The main cause for concern is Lena Headey as Sarah Connor, who has maternal empathy and a brooding vibe, but isn't yet a plausible action heroine. It's obvious that the writers have decided to tone down the vaguely-psychotic character from T2, which is understandable, but unfortunately it's left Sarah looking like a Marie Claire cover girl. She's yet to demonstrate anything but a prickly attitude towards Cameron (Summer Glau) and an overprotective streak. It's about time she showed some punch.
It doesn't help that The Turk is a story where Sarah goes "undercover" by dating a geeky phone salesman called Andy Goode (Brendan Hines), because the chess-playing computer* he's working on might evolve into megalomaniacal AI Skynet. There's the inference that Sarah might just kill Andy, but you never really believe Sarah would ever make such a judgement call, and scenes of supposed tension and romance between them are terribly flaccid.

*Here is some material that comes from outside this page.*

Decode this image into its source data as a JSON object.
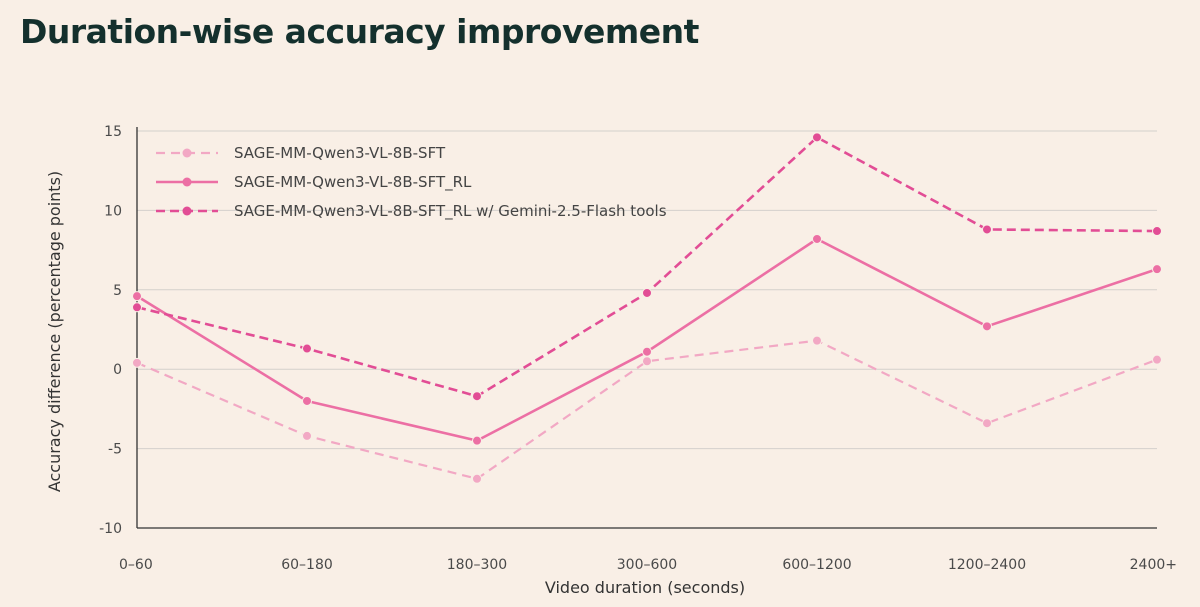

After the fun partnership of Sarah and Cameron last week, John Connor (Thomas Dekker) gets to hang out with Terminator protector Cameron here, as they both attend school as brother and sister. This subplot is particularly annoying, as even Summer Glau's comic timing can't improve on the scripts witless "emotionless robot at school"-style dialogue. There's also something curiously wrong about the show having a light-hearted Buffy vibe -- not to mention the goof that Cameron was a perfectly able to blend into a high school with no problems in the Pilot, just two episodes ago!
Rather bizarrely, Cameron gets involved in a story with a teenage girl being tormented by graffiti (that seemingly reveals an affair with a teacher, but it's not very clear), and she later turns suicidal. The sudden shift into this life-or-death drama is badly handled and, despite the surprise that Cameron prevents John from talking her down from the rooftop, and the suicidal girl is killed. It was an effective sting to show how John is being forced, against his nature, to be cowardly -- in case he draws attention to himself -- but the subplot was badly developed.
More interesting is Cromartie, the skinless Terminator who followed Sarah through time from 1999. Here, he has a plan to re-grow his flesh: by stealing blood from a hospital and showing a scientist how to create human tissue, and force him to re-skin his endoskeleton. It's mostly interesting for fans – who get to hear what a skinless Terminator's voice sounds like, how their skin is grown, and what particular body-part they apparently need to steal. It's just a shame the acting when Cromartie reveals his skeletal form was so utterly, utterly unrealistic! If a man in a ski-mask disrobed in my bathroom and revealed himself as a robot... I'd run!
Elsewhere, Agent Ellison (Richard T. Jones) is hot on Sarah's tail, interviewing Carlos (the man who gave Sarah and John their fake IDs last week), and now convinced the murder of an apartment full of drug-dealers is in some way connected. The best moment arrives when fingerprints of the dealers are shown to be an exact match for young children – as the dealers were actually human resistance fighters from the future, sent back in time.
The Turk is guilty of very on-the-nose storytelling, with a particularly annoying voiceover from Sarah, which is returned to throughout the episode – gabbing on about the "fathers of our destruction"; nuclear scientists back in the 1940s. An opening dream sequence, with Sarah shooting the scientists dead, before they come back to life as Terminators, was particularly silly. Mind you, I have to commend the quality of the CGI, as these skinless Terminators are infinitely better than the "toasters" from Battlestar Galactica.
Ultimately, The Turk is pretty drab. Sarah is adrift in a boring storyline that doesn't work on any level, John and Cameron's subplot at school is limp and confused, and Ellison's is only bearable – which leaves Cromartie's re-skinning the only memorable element. I just hope the re-skinning doesn't necessitate the return of the underwhelming Owain Yeoman from the Pilot, as this series could do with a villain to equal Arnold Schwarzenegger or Robert Patrick right about now... and a Sarah Connor who's less mommy and more macho.